On December 2, 2013, the day this photo was shot there were no apparent precautions being taken to limit public exposure–not any of the precautions often used in similar situations elsewhere were in evidence. The contractors could have taken common sense measures like wetting down the concrete, or erecting a wind curtain, or even ceasing crushing operations when the wind blows towards either the residential area or the busy Beltline Highway to limit public exposure to this hazardous material.
What Other Hazardous Materials Were Released?
Beyond the concrete dust what other hazardous materials were released into the environment by this project? We don’t know but construction rubble from projects like this could contain asbestos and/or lead.
Environmental and Social Injustice
Highway reconstruction projects like the one at Verona Road land a triple-whammy on an already poor and disadvantaged neighborhood like the Allied Drive/Dunn’s Marsh Neighborhood. The poor and minority residents of neighborhoods like Allied Drive/Dunn’s March thus bear a disproportionate share of the impacts and receive few of the benefits.

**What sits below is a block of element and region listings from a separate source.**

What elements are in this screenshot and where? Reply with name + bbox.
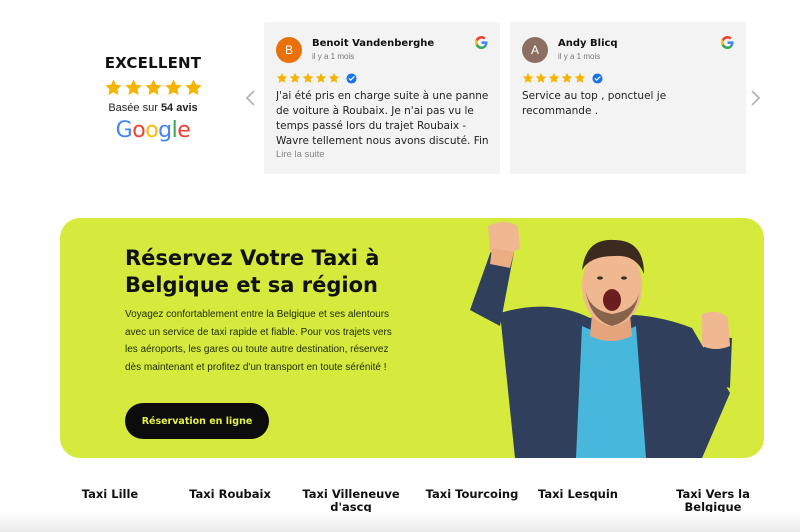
star-icon xyxy=(104,78,123,97)
carousel-prev-icon[interactable] xyxy=(244,88,258,108)
review-text: J'ai été pris en charge suite à une pann… xyxy=(276,90,489,147)
rating-based-prefix: Basée sur xyxy=(108,102,158,114)
rating-count: 54 avis xyxy=(160,102,198,114)
star-icon xyxy=(548,72,560,84)
taxi-link-lille[interactable]: Taxi Lille xyxy=(55,488,165,501)
star-icon xyxy=(124,78,143,97)
taxi-link-roubaix[interactable]: Taxi Roubaix xyxy=(175,488,285,501)
verified-badge-icon xyxy=(592,73,603,84)
taxi-link-lesquin[interactable]: Taxi Lesquin xyxy=(523,488,633,501)
rating-stars xyxy=(90,78,216,97)
star-icon xyxy=(302,72,314,84)
google-icon xyxy=(475,36,488,49)
star-icon xyxy=(328,72,340,84)
star-icon xyxy=(184,78,203,97)
avatar: A xyxy=(522,37,548,63)
read-more-link[interactable]: Lire la suite xyxy=(276,149,325,160)
verified-badge-icon xyxy=(346,73,357,84)
star-icon xyxy=(315,72,327,84)
star-icon xyxy=(144,78,163,97)
reviewer-name: Andy Blicq xyxy=(558,38,618,49)
hero-title: Réservez Votre Taxi à Belgique et sa rég… xyxy=(125,246,380,297)
star-icon xyxy=(574,72,586,84)
hero-description: Voyagez confortablement entre la Belgiqu… xyxy=(125,309,392,373)
reservation-button[interactable]: Réservation en ligne xyxy=(125,403,269,439)
rating-summary: EXCELLENT Basée sur 54 avis Google xyxy=(90,54,216,143)
review-stars xyxy=(522,72,603,84)
star-icon xyxy=(535,72,547,84)
taxi-link-tourcoing[interactable]: Taxi Tourcoing xyxy=(417,488,527,501)
taxi-link-villeneuve-dascq[interactable]: Taxi Villeneuve d'ascq xyxy=(296,488,406,514)
taxi-link-vers-la-belgique[interactable]: Taxi Vers la Belgique xyxy=(658,488,768,514)
reviewer-name: Benoit Vandenberghe xyxy=(312,38,435,49)
hero-banner: Réservez Votre Taxi à Belgique et sa rég… xyxy=(60,218,764,458)
carousel-next-icon[interactable] xyxy=(748,88,762,108)
google-icon xyxy=(721,36,734,49)
bottom-divider xyxy=(0,512,800,532)
review-card: B Benoit Vandenberghe il y a 1 mois J'ai… xyxy=(264,22,500,174)
rating-title: EXCELLENT xyxy=(104,54,202,72)
cheering-man-photo xyxy=(470,222,732,458)
avatar: B xyxy=(276,37,302,63)
google-logo: Google xyxy=(115,118,191,143)
star-icon xyxy=(164,78,183,97)
star-icon xyxy=(561,72,573,84)
star-icon xyxy=(289,72,301,84)
review-time: il y a 1 mois xyxy=(558,52,601,61)
review-text: Service au top , ponctuel je recommande … xyxy=(522,90,667,117)
review-card: A Andy Blicq il y a 1 mois Service au to… xyxy=(510,22,746,174)
review-time: il y a 1 mois xyxy=(312,52,355,61)
review-stars xyxy=(276,72,357,84)
star-icon xyxy=(522,72,534,84)
star-icon xyxy=(276,72,288,84)
rating-based-on: Basée sur 54 avis xyxy=(90,102,216,114)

The first blow is that these neighborhoods bear the brunt of the disruption and direct impacts; secondly, residents of neighborhoods like Allied Drive endure the burden of the environmental and public health impacts; and thirdly, on top of all that, because their car ownership is relatively low, residents of these under-privileged neighborhoods receive few of the benefits of shiny, new, high-speed highways. They don’t even have a grocery store within walking distance. Read more about environmental justice issues here.
No More Excuses, Please!
David Thompson’s photos illustrate a range of environmental and public health offenses that if not illegal, at least ignore common sense precautions, and are ultimately environmentally immoral. Click here to see David’s photos. The documented site conditions suggests a certain level of neglect and carelessness, possibly facilitated by weak supervision, and a lack of code enforcement. I do not known if the site conditions here are considered “business as usual” for highway construction projects or whether they are the result of an aberration of this particular project. Either way the site has to be fixed. City and State officials have to step up and take responsibility and not just accepting “my dog ate my homework” type excuses.

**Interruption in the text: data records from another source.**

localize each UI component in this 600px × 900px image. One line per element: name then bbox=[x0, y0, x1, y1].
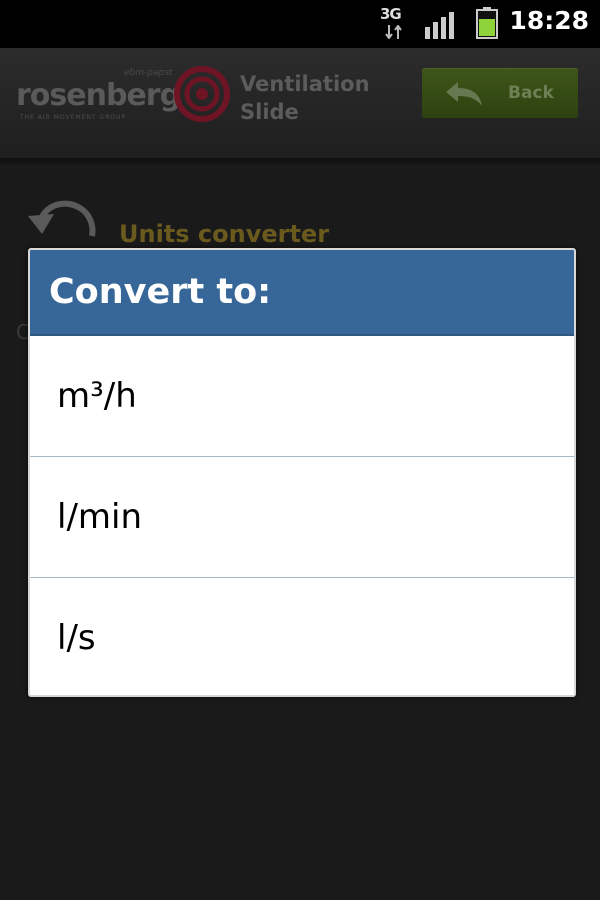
back-arrow-icon bbox=[446, 82, 482, 106]
option-liters-per-minute[interactable]: l/min bbox=[30, 457, 574, 578]
data-transfer-arrows-icon bbox=[385, 25, 402, 39]
rosenberg-logo: ebm-papst rosenberg THE AIR MOVEMENT GRO… bbox=[16, 64, 231, 128]
status-bar: 3G 18:28 bbox=[0, 0, 600, 48]
phone-screen: 3G 18:28 ebm-papst rosenberg THE AIR MOV… bbox=[0, 0, 600, 900]
logo-tagline: THE AIR MOVEMENT GROUP bbox=[20, 114, 127, 121]
app-title: Ventilation Slide bbox=[240, 72, 370, 124]
dialog-title: Convert to: bbox=[49, 272, 272, 312]
battery-icon bbox=[476, 7, 498, 39]
section-title: Units converter bbox=[119, 220, 330, 248]
back-button-label: Back bbox=[508, 83, 554, 103]
logo-ring-icon bbox=[174, 66, 230, 122]
option-liters-per-second[interactable]: l/s bbox=[30, 578, 574, 695]
signal-strength-icon bbox=[425, 12, 454, 39]
network-label: 3G bbox=[380, 5, 402, 23]
clock: 18:28 bbox=[509, 6, 589, 35]
dialog-header: Convert to: bbox=[30, 250, 574, 336]
convert-dialog: Convert to: m³/h l/min l/s bbox=[28, 248, 576, 697]
option-label: m³/h bbox=[57, 376, 137, 416]
option-m3-per-hour[interactable]: m³/h bbox=[30, 336, 574, 457]
header-divider bbox=[0, 158, 600, 166]
network-3g-icon: 3G bbox=[380, 5, 410, 41]
option-label: l/min bbox=[57, 497, 143, 537]
logo-wordmark: rosenberg bbox=[16, 78, 181, 113]
logo-brand-small: ebm-papst bbox=[124, 68, 173, 78]
option-label: l/s bbox=[57, 618, 96, 658]
back-button[interactable]: Back bbox=[422, 68, 578, 118]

Recent Allied Drive Housing Initiatives
The Allied Drive neighborhood is always on the radar of Madison’s political leaders and sometimes seems to even make it onto the to-do list as an action item. In 2007 Paul Soglin, Madison’s past and present mayor, wrote about the needs of the Allied Drive neighborhood for jobs and economic stability on his Waxing America in an entry titled: “Madison’s Allied Drive Needs Far More Than Improved Housing and Social Services.”
Admittedly, Madison has initiated some programs to provide high quality apartments and single-family homes (click here to see a 2010 description of one such program for home ownership) and click here to see an update on the latest Allied Drive home ownership program from November of 2013. These initiatives are welcome and wonderful but they don’t do any good for the Madison citizens who still live along Britta Parkway and environs.
And yes, Mayor Cieslewicz had good intentions and Mayor Soglin was right, but without environmental and social justice the Allied Drive/Dunn’s Marsh Neighborhood will just stay a political campaign talking point.